Fish Breeding Basics: Triggering Spawns and Raising Fry
Breeding aquarium fish starts long before spawning: healthy conditioned adults, the right triggers, and a plan to protect eggs and feed fry. This guide walks you through choosing a species, conditioning your fish, encouraging a spawn, and raising fry through their fragile first few weeks.

Quick answer
Most aquarium fish breed when they are well-fed, healthy, and given the water conditions and spaces their species needs. Success is less about tricks and more about conditioning a strong pair, triggering the spawn with clean water and the right cues, then protecting eggs and feeding tiny fry the right foods. Start with an easy species before attempting difficult ones.

Breeding aquarium fish starts long before spawning: healthy conditioned adults, the right triggers, and a plan to protect eggs and feed fry.
Start with the right species
If this is your first attempt, choose forgiving beginners. Livebearers like guppies, platies and mollies give birth to free-swimming young and breed readily. Egg-layers such as zebra danios, white cloud minnows and many Corydoras are also beginner-friendly. Avoid species with complex triggers, specialised diets, or fry that need marine rotifers until you have a spawn or two behind you.
Condition your adults
Conditioning means bringing adults into peak breeding shape. Feed a varied, protein-rich diet two to three times daily for one to two weeks: a mix of quality flakes or pellets plus live or frozen foods like brine shrimp, daphnia or bloodworm. Keep water pristine with regular changes.

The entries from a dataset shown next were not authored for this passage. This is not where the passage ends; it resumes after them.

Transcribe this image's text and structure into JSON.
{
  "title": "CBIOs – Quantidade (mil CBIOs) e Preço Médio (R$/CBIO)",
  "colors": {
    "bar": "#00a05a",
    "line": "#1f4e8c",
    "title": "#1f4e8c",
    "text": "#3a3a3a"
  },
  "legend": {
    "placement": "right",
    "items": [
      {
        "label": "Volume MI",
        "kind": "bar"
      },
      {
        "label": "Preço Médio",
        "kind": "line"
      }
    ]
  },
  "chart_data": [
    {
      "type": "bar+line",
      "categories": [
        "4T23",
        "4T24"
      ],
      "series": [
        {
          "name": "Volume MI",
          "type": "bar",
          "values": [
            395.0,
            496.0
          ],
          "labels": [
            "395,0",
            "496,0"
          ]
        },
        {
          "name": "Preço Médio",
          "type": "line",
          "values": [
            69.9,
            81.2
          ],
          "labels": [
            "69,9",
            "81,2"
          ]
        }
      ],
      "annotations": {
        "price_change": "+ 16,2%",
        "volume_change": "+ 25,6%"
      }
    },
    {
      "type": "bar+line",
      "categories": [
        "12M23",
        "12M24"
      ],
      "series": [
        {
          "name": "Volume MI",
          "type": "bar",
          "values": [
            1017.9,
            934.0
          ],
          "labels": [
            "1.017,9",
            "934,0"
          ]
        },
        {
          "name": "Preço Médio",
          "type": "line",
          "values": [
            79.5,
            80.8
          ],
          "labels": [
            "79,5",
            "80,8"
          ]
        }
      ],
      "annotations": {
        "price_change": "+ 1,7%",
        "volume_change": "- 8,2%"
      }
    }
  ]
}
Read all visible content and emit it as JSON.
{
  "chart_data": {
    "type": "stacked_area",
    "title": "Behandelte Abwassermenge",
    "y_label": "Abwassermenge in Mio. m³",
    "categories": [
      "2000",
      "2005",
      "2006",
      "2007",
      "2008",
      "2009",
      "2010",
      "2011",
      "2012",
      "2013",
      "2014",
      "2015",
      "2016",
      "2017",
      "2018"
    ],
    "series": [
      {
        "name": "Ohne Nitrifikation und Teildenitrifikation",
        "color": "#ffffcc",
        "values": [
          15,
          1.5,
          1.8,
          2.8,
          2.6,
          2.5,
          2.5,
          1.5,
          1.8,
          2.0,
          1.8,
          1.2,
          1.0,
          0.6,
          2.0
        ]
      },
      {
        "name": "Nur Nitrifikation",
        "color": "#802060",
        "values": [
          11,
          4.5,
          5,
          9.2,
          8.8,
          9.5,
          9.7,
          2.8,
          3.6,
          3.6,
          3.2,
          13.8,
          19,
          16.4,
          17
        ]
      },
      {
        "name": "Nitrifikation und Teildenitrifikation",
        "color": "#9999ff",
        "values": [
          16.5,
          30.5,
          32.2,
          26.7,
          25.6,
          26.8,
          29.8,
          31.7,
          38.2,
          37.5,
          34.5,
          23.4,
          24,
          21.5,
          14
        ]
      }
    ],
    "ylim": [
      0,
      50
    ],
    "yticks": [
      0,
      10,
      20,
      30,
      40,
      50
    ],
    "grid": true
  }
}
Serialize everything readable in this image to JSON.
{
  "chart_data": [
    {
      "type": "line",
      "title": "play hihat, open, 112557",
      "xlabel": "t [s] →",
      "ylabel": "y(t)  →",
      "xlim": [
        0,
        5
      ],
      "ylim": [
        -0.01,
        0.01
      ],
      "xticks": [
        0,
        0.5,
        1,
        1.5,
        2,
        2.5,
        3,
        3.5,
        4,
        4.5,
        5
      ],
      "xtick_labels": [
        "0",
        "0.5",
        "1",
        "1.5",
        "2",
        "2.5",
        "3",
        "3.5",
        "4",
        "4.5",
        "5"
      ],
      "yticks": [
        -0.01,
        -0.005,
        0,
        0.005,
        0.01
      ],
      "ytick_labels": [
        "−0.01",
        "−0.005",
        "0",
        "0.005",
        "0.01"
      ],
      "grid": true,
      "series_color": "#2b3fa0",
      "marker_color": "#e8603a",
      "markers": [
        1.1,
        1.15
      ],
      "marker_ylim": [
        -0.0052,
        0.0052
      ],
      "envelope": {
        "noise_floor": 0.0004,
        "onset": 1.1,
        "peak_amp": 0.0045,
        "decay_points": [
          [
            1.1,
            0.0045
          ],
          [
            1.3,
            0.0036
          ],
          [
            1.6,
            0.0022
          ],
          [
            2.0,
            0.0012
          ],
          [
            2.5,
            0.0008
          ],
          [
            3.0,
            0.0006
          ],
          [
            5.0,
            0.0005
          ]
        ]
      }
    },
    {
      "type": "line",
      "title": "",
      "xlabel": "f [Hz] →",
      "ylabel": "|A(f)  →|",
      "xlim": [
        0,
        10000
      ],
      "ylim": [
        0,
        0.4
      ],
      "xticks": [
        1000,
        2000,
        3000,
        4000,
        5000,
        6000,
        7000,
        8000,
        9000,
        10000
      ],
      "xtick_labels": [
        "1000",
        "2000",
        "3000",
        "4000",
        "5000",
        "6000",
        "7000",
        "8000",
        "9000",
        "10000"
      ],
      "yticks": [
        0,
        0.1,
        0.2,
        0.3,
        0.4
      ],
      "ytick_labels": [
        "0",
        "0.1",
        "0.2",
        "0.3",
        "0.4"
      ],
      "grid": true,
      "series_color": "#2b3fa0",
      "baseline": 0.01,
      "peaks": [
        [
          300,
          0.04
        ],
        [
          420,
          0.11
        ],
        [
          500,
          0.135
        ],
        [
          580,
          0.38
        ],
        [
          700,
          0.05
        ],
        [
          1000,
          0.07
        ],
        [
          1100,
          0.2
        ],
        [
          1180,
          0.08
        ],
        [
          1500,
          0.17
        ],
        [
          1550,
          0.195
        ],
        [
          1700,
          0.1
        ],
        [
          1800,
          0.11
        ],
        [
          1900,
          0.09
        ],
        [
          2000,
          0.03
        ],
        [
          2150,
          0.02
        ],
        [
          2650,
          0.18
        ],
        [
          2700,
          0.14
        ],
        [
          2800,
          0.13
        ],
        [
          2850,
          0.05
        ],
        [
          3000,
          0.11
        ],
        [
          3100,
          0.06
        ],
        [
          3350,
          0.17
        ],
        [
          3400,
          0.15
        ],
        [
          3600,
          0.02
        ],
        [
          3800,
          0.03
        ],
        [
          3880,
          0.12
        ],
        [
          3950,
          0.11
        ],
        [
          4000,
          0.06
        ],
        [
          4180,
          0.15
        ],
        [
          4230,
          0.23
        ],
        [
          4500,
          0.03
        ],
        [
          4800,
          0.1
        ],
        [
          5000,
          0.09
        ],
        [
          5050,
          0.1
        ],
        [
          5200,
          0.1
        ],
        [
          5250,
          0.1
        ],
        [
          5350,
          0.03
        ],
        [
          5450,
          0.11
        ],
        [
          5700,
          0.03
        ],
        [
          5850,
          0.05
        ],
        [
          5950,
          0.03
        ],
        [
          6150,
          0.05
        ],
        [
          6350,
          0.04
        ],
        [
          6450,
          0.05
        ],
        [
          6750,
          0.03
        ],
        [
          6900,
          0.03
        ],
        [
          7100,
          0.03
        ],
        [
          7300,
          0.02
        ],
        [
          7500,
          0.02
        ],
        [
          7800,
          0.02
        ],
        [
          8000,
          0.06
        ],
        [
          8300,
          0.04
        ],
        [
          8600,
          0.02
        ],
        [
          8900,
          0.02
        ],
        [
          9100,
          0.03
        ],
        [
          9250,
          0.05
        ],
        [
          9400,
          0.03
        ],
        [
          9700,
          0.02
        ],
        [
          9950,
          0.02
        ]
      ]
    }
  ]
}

Females should fill out with eggs; males often intensify in colour and display. Many keepers separate the sexes during conditioning, then reintroduce them to spark spawning.

A simple, easy-to-clean breeding tank gives eggs and fry the best odds.
Trigger the spawn
Once adults are conditioned, mimic the natural cues that tell them it is safe to breed. Common triggers include a partial water change with slightly cooler water (imitating rain), a gradual temperature nudge within the species range, more feeding, and softer or specific-pH water for some species. Provide the right spawning site: fine-leaved plants or spawning mops for scatterers, flat stones or caves for cichlids, and a mesh or marbles to protect eggs from being eaten.
Protect the eggs
Many fish show no parental care and will eat eggs within minutes. Options: move the parents out after spawning, move the eggs or spawning mop to a separate hatching container, or use a barrier the eggs fall through but adults cannot reach. Keep gentle water movement over the eggs to prevent fungus, and remove any white, fungused eggs promptly so mould does not spread to healthy ones.
Feed and raise the fry

Newly free-swimming fry need food small enough to fit their mouths.
Most fry are far too small for standard food. Common first foods include infusoria and commercial liquid fry food for the tiniest mouths, then baby brine shrimp and powdered fry food as they grow. Feed small amounts several times a day, and siphon leftovers to keep water clean. Do frequent small water changes with dechlorinated water matched in temperature. As fry grow, sort them by size to stop larger siblings bullying or eating smaller ones.
Quick FAQs
How long until fish eggs hatch? It varies by species and temperature, commonly two to seven days for egg-layers. Livebearers instead deliver fully formed, free-swimming fry after a gestation of roughly three to five weeks.
Do I need a separate breeding tank? Often yes. A small, easy-to-clean tank lets you control water, protect eggs from being eaten, and feed fry without competition from larger tankmates.
Why did my fish eat their own eggs? It is normal for many species, especially when stressed, crowded, or hungry. Separating parents from eggs, or providing hiding spaces, usually solves it.
Can different species interbreed? Some closely related fish can, but it is generally discouraged. Hybrids can have health problems, and it muddies the gene pool. Breed within a single species.